Het bedrijf past zich dus aan de huidige jonge generatie aan die nu de bedrijven instroomt. Naast generatiemanagement realiseert het bedrijf zich dat

kennismanagement hard nodig is. Kennismanagement is het behouden van

goede mensen en het inzichtelijk maken van kennis die nodig is om het bedrijf te laten lopen. Momenteel loopt er een project om te kijken hoe de kennis in kaart gebracht kan worden en hoe je die kennis kunt borgen.

Maatregelen en oplossingen

De bouwbranche heeft te maken met zowel een kwantitatieve als een

kwalitatieve vervangingsvraag. Bij de blue collars wordt geworven via mond- tot-mond reclame. Dura Vermeer merkt dat ze last krijgt van internationale concurrentie van onder andere Noorwegen en andere Europese landen.

Om de tekorten bij de white collars tegen te gaan wordt doorgaans gebruik gemaakt van werving en selectiebureaus. Op dit moment loopt er een proef met internetwerving. Daarnaast steken ook ludieke acties de kop op om personeel te werven. Een respondent zegt:

‘We hebben ooit een 1 april grap uitgehaald, dat is een jaar of vijf geleden, door te zeggen dat we alle lease auto’s zouden vervangen door Smarts, de smart for four was toen net op de markt. We

hebben 1800 lease auto’s dus je begrijpt: dikke paniek in het land.

Niemand begreep dat het een 1 april grap was. Nu wordt de grap werkelijkheid. Als medewerkers nieuw personeel inbrengen dan krijgen ze €1000,- bruto en een dinerbon van €150,- met diegene die aangebracht wordt. Ook krijgen ze een lot, waarmee ze meedingen naar een smart. Iedere keer als wij 15 nieuwe medewerkers hebben verloten we een smart’.

Deze actie met een knipoog werpt zijn vruchten af. Het zittende personeel dat nieuwe mensen voordraagt selecteert op een zeer zorgvuldige manier waardoor er op voorhand een uitstekende selectie plaats vindt.

(22)

Dura Vermeer is ook bezig met functie differentiatie, dit houdt in dat een bouwkundige niet meer alles van het begin tot het eind alleen hoeft te regelen, maar dat er ook mensen worden geworven met een logistieke en administratieve achtergrond om de opdracht uit te voeren. Op deze manier wordt de druk voor de bouwkundige minder en het leidt tot een verlichting van zijn taak.

Het bedrijf is, samen met verschillende instanties, een opleidingsinstituut gestart, waarin mensen vakkundig worden opgeleid.

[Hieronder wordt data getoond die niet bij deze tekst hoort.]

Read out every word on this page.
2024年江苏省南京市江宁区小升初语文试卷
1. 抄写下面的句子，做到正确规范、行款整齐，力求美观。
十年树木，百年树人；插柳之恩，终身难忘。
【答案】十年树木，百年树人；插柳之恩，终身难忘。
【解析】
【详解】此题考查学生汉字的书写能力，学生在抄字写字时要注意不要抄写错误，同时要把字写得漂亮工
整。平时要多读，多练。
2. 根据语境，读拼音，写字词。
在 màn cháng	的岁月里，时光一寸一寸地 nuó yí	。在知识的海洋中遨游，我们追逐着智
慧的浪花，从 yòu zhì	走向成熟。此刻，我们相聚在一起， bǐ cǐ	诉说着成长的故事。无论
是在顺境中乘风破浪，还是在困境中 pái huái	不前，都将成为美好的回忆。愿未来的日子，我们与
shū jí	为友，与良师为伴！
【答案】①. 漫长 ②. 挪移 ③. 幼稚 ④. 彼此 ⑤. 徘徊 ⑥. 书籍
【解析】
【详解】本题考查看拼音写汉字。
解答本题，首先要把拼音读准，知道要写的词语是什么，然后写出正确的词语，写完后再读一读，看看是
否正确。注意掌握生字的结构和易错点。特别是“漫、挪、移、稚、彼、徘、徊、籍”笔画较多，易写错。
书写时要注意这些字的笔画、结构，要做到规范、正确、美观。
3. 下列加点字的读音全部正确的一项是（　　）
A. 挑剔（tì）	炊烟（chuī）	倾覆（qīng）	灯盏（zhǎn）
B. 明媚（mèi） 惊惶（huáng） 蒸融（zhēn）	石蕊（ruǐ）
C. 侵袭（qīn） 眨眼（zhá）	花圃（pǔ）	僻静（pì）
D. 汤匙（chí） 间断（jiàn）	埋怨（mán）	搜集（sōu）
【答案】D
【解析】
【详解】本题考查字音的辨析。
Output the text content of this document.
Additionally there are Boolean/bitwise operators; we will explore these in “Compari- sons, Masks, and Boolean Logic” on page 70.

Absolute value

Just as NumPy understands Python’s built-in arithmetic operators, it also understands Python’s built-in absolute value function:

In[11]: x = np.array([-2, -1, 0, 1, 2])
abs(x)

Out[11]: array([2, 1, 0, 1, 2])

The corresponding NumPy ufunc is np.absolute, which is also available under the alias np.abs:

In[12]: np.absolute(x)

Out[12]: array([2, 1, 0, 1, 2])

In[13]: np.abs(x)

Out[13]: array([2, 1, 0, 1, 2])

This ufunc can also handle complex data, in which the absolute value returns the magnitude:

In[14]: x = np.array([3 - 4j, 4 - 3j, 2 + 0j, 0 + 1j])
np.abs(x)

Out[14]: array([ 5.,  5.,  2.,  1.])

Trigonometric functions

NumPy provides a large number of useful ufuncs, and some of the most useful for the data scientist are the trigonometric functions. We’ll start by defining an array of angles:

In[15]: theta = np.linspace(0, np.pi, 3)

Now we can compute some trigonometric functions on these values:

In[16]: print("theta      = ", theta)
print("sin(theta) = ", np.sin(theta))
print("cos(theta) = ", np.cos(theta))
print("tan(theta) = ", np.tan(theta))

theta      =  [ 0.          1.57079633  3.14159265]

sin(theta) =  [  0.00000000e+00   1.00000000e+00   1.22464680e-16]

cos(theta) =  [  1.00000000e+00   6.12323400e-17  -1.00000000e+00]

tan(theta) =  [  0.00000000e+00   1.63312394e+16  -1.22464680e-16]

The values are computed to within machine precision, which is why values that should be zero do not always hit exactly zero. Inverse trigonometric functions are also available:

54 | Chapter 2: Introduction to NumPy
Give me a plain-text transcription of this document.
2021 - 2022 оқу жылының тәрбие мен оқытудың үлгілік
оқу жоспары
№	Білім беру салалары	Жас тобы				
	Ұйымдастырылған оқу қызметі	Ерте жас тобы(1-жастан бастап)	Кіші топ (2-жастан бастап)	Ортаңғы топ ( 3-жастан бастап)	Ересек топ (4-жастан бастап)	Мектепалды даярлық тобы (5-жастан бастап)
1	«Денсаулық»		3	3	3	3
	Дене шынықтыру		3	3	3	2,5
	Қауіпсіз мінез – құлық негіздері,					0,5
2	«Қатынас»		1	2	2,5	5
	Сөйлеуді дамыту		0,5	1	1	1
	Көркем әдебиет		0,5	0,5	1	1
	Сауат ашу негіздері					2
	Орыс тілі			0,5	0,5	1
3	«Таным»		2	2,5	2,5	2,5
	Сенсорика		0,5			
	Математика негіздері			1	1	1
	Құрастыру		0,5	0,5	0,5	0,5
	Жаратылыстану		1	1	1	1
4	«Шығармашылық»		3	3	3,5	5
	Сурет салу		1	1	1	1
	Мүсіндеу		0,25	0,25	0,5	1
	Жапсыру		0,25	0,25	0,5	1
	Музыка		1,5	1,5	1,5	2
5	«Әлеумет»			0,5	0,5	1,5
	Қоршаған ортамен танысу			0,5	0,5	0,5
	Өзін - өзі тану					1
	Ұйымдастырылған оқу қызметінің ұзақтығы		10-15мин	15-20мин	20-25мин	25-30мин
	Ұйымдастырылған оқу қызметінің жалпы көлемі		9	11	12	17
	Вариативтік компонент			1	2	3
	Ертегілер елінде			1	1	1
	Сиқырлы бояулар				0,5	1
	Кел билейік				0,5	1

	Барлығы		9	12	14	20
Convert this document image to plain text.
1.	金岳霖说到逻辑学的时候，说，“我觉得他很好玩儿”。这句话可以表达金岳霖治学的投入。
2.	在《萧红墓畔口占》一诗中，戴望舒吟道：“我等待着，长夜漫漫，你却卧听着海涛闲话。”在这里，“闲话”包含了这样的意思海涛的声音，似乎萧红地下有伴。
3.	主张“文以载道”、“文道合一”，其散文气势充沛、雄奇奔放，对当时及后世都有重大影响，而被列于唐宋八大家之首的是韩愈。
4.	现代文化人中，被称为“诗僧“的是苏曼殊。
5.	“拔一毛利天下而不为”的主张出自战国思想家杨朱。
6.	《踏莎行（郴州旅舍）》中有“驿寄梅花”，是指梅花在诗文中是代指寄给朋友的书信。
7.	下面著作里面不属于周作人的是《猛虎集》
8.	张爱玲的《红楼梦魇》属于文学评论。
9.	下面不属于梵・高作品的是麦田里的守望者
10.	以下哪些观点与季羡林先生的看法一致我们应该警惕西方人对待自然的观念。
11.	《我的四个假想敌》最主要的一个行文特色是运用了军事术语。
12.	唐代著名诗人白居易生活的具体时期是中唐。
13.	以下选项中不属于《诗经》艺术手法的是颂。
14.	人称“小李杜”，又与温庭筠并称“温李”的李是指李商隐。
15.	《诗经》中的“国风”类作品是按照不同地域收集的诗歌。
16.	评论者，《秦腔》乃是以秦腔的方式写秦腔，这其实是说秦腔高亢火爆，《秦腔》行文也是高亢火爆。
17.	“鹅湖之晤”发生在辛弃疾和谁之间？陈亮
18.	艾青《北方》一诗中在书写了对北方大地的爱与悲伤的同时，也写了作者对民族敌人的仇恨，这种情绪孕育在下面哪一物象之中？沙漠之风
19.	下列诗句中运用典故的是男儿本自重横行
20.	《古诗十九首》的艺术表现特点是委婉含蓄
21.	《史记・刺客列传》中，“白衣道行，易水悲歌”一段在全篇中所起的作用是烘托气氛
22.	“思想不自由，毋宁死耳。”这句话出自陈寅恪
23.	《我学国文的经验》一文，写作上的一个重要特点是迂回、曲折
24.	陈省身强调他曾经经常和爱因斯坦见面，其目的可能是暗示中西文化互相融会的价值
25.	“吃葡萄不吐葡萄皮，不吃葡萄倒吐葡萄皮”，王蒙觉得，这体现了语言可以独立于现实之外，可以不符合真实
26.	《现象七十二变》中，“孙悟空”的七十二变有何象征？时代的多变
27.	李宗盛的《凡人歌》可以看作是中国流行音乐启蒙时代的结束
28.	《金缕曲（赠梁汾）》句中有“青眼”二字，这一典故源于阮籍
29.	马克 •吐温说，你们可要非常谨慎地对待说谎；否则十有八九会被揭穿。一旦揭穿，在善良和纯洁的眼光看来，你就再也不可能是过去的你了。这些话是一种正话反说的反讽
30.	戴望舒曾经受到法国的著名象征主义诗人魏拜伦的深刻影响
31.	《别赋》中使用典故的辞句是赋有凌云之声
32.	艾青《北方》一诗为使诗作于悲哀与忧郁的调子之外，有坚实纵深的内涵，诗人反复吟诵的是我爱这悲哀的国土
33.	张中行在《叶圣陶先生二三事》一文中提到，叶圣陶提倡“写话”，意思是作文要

Het opleidingsinstituut wordt paritair aangestuurd en ook de vakbonden zijn hierbij betrokken.

Daarnaast ziet de bouw ook nog wel ruimte in de markt om allochtonen te

werven. Toch blijft de bouw niet aantrekkelijk voor allochtonen. Een respondent zegt hierover:

“We merken dat allochtonen bij ons willen komen werken, maar om dat te realiseren moeten we eigenlijk allochtone leermeesters hebben en die hebben we niet. Je zou eerst moeten zorgen dat je een paar super allochtonen hebt en dan komt de rest vanzelf. Een hele hoop bedrijven zegt dat het een branche probleem is, maar je zou er eigenlijk wel wat aan kunnen doen. De escape naar de buitenlanders, naar de Polen, is eigenlijk te gemakkelijk’.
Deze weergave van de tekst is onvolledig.